I offer you these examples to illustrate the nature of — and the magnitude of — the incredible, grotesque and profoundly illogical errors in thinking, and outright evasion, that most people apply when thinking about society, ethics and politics. Evasion and denial are rarely, if ever, curable because the person engaging in them has by definition shut off reason, at least on that particular subject. Once reason is shut down, in any context, education is futile and worthless. So to that extent, education will not make any difference.
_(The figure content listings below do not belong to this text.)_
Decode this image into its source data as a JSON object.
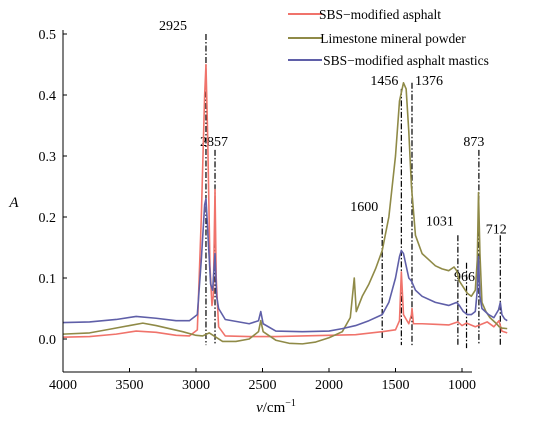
{
  "chart_data": {
    "type": "line",
    "xlabel_var": "ν",
    "xlabel_unit": "/cm",
    "xlabel_sup": "−1",
    "ylabel": "A",
    "xlim": [
      4000,
      650
    ],
    "ylim": [
      -0.03,
      0.5
    ],
    "x_reversed": true,
    "grid": false,
    "legend_position": "top-right",
    "x_ticks": [
      4000,
      3500,
      3000,
      2500,
      2000,
      1500,
      1000
    ],
    "y_ticks": [
      0.0,
      0.1,
      0.2,
      0.3,
      0.4,
      0.5
    ],
    "y_tick_labels": [
      "0.0",
      "0.1",
      "0.2",
      "0.3",
      "0.4",
      "0.5"
    ],
    "series": [
      {
        "name": "SBS−modified asphalt",
        "color": "#f0736b",
        "points": [
          [
            4000,
            0.003
          ],
          [
            3800,
            0.004
          ],
          [
            3600,
            0.008
          ],
          [
            3450,
            0.013
          ],
          [
            3300,
            0.011
          ],
          [
            3150,
            0.006
          ],
          [
            3050,
            0.005
          ],
          [
            2990,
            0.015
          ],
          [
            2960,
            0.2
          ],
          [
            2935,
            0.4
          ],
          [
            2925,
            0.45
          ],
          [
            2912,
            0.33
          ],
          [
            2895,
            0.12
          ],
          [
            2880,
            0.055
          ],
          [
            2870,
            0.07
          ],
          [
            2857,
            0.245
          ],
          [
            2848,
            0.1
          ],
          [
            2830,
            0.02
          ],
          [
            2780,
            0.005
          ],
          [
            2600,
            0.004
          ],
          [
            2400,
            0.004
          ],
          [
            2200,
            0.005
          ],
          [
            2000,
            0.006
          ],
          [
            1800,
            0.007
          ],
          [
            1600,
            0.012
          ],
          [
            1500,
            0.015
          ],
          [
            1470,
            0.03
          ],
          [
            1456,
            0.11
          ],
          [
            1440,
            0.04
          ],
          [
            1400,
            0.025
          ],
          [
            1380,
            0.04
          ],
          [
            1376,
            0.05
          ],
          [
            1365,
            0.025
          ],
          [
            1300,
            0.025
          ],
          [
            1200,
            0.024
          ],
          [
            1100,
            0.023
          ],
          [
            1031,
            0.028
          ],
          [
            1000,
            0.022
          ],
          [
            966,
            0.026
          ],
          [
            900,
            0.02
          ],
          [
            810,
            0.028
          ],
          [
            760,
            0.02
          ],
          [
            722,
            0.03
          ],
          [
            700,
            0.013
          ],
          [
            660,
            0.01
          ]
        ]
      },
      {
        "name": "Limestone mineral powder",
        "color": "#8f8a47",
        "points": [
          [
            4000,
            0.008
          ],
          [
            3800,
            0.01
          ],
          [
            3650,
            0.016
          ],
          [
            3500,
            0.022
          ],
          [
            3400,
            0.026
          ],
          [
            3300,
            0.022
          ],
          [
            3100,
            0.012
          ],
          [
            3000,
            0.006
          ],
          [
            2950,
            0.005
          ],
          [
            2900,
            0.01
          ],
          [
            2850,
            0.003
          ],
          [
            2800,
            -0.004
          ],
          [
            2700,
            -0.004
          ],
          [
            2600,
            0.0
          ],
          [
            2530,
            0.012
          ],
          [
            2513,
            0.03
          ],
          [
            2495,
            0.012
          ],
          [
            2400,
            -0.002
          ],
          [
            2300,
            -0.007
          ],
          [
            2200,
            -0.008
          ],
          [
            2100,
            -0.005
          ],
          [
            2000,
            0.002
          ],
          [
            1900,
            0.012
          ],
          [
            1840,
            0.035
          ],
          [
            1810,
            0.1
          ],
          [
            1795,
            0.045
          ],
          [
            1750,
            0.07
          ],
          [
            1700,
            0.09
          ],
          [
            1650,
            0.115
          ],
          [
            1600,
            0.145
          ],
          [
            1550,
            0.2
          ],
          [
            1500,
            0.3
          ],
          [
            1470,
            0.39
          ],
          [
            1440,
            0.42
          ],
          [
            1420,
            0.41
          ],
          [
            1400,
            0.34
          ],
          [
            1380,
            0.25
          ],
          [
            1350,
            0.17
          ],
          [
            1300,
            0.14
          ],
          [
            1250,
            0.13
          ],
          [
            1200,
            0.12
          ],
          [
            1150,
            0.115
          ],
          [
            1100,
            0.112
          ],
          [
            1060,
            0.118
          ],
          [
            1040,
            0.112
          ],
          [
            1020,
            0.095
          ],
          [
            990,
            0.085
          ],
          [
            960,
            0.075
          ],
          [
            930,
            0.07
          ],
          [
            900,
            0.08
          ],
          [
            885,
            0.13
          ],
          [
            876,
            0.24
          ],
          [
            865,
            0.14
          ],
          [
            850,
            0.06
          ],
          [
            820,
            0.045
          ],
          [
            790,
            0.035
          ],
          [
            740,
            0.025
          ],
          [
            720,
            0.02
          ],
          [
            700,
            0.018
          ],
          [
            660,
            0.017
          ]
        ]
      },
      {
        "name": "SBS−modified asphalt mastics",
        "color": "#5f5fa8",
        "points": [
          [
            4000,
            0.027
          ],
          [
            3800,
            0.028
          ],
          [
            3600,
            0.032
          ],
          [
            3450,
            0.037
          ],
          [
            3300,
            0.034
          ],
          [
            3150,
            0.03
          ],
          [
            3050,
            0.03
          ],
          [
            2990,
            0.04
          ],
          [
            2960,
            0.13
          ],
          [
            2935,
            0.22
          ],
          [
            2925,
            0.23
          ],
          [
            2910,
            0.17
          ],
          [
            2890,
            0.09
          ],
          [
            2875,
            0.08
          ],
          [
            2857,
            0.14
          ],
          [
            2845,
            0.07
          ],
          [
            2830,
            0.05
          ],
          [
            2780,
            0.032
          ],
          [
            2600,
            0.025
          ],
          [
            2530,
            0.03
          ],
          [
            2513,
            0.045
          ],
          [
            2495,
            0.025
          ],
          [
            2400,
            0.013
          ],
          [
            2200,
            0.012
          ],
          [
            2000,
            0.013
          ],
          [
            1900,
            0.017
          ],
          [
            1800,
            0.022
          ],
          [
            1700,
            0.03
          ],
          [
            1600,
            0.04
          ],
          [
            1550,
            0.06
          ],
          [
            1500,
            0.1
          ],
          [
            1470,
            0.135
          ],
          [
            1456,
            0.145
          ],
          [
            1440,
            0.14
          ],
          [
            1420,
            0.12
          ],
          [
            1400,
            0.1
          ],
          [
            1380,
            0.095
          ],
          [
            1350,
            0.08
          ],
          [
            1300,
            0.07
          ],
          [
            1200,
            0.06
          ],
          [
            1100,
            0.055
          ],
          [
            1040,
            0.06
          ],
          [
            1020,
            0.055
          ],
          [
            990,
            0.045
          ],
          [
            960,
            0.04
          ],
          [
            930,
            0.04
          ],
          [
            900,
            0.045
          ],
          [
            885,
            0.08
          ],
          [
            876,
            0.135
          ],
          [
            865,
            0.07
          ],
          [
            850,
            0.05
          ],
          [
            800,
            0.04
          ],
          [
            760,
            0.035
          ],
          [
            725,
            0.048
          ],
          [
            712,
            0.06
          ],
          [
            700,
            0.04
          ],
          [
            680,
            0.033
          ],
          [
            660,
            0.03
          ]
        ]
      }
    ],
    "annotations": [
      {
        "label": "2925",
        "x": 2925,
        "line_top": 0.5,
        "line_bottom": -0.01
      },
      {
        "label": "2857",
        "x": 2857,
        "line_top": 0.31,
        "line_bottom": -0.01
      },
      {
        "label": "1600",
        "x": 1600,
        "line_top": 0.2,
        "line_bottom": 0.0
      },
      {
        "label": "1456",
        "x": 1456,
        "line_top": 0.41,
        "line_bottom": -0.01
      },
      {
        "label": "1376",
        "x": 1376,
        "line_top": 0.42,
        "line_bottom": -0.01
      },
      {
        "label": "1031",
        "x": 1031,
        "line_top": 0.17,
        "line_bottom": -0.01
      },
      {
        "label": "966",
        "x": 966,
        "line_top": 0.125,
        "line_bottom": -0.015
      },
      {
        "label": "873",
        "x": 873,
        "line_top": 0.31,
        "line_bottom": -0.01
      },
      {
        "label": "712",
        "x": 712,
        "line_top": 0.17,
        "line_bottom": -0.01
      }
    ]
  }
}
The kind of education that is worth trying is pointing out people’s contradictions and at least leaving them to think about them. In the short-run, it won’t make any difference because, as I said, so long as people can go about their daily lives more or less as they always have, they’re not going to demand anything close to a revolution (even a quiet, bloodless one). Psychologically, this makes some sense. “My life isn’t THAT bad. Things aren’t THAT bad. So we shouldn’t question policies and ideas that have been held true for decades.” But as more time goes by, and as things fail to get better or even get noticeably worse — then education will have more of an impact. More people will be willing and able to think, “Wow, things are seriously off course. They’re not getting better. We have to change more radically than I ever thought.” That’s a dangerous point, and I don’t wish for it. It’s a context where Hitlers and Lenins and other monsters can rise to power just as easily as Thomas Jeffersons or Ben Franklins. When people get scared, they sometimes do stupid things. Americans are no more immune to that than any other society in history, most of which have gone down a dark road when their evasions and stupidity made them worse and worse off.
But the United States was, at its peak, a nation without precedent, and it just might yet become a society that makes a complete course reversal once things really start to go wrong. First, people have to acknowledge that things have gone seriously wrong. Even though the numbers are showing this in the daily news — case in point: the latest unemployment data — it’s still going to take more time for more people to face the fact we have a serious problem on our hands. And that problem’s name isn’t merely Obama. We can get rid of Obama, but we can’t get rid of the ideas that made him possible without being willing to think.
Education? Sure, I’m all for it. But thinking precedes education. Anyone out there still willing to think? Right now: Not so much. A few more years of what we’re going through, and we might actually have something of a revolution on our hands. That’s when the good ideas can and must win.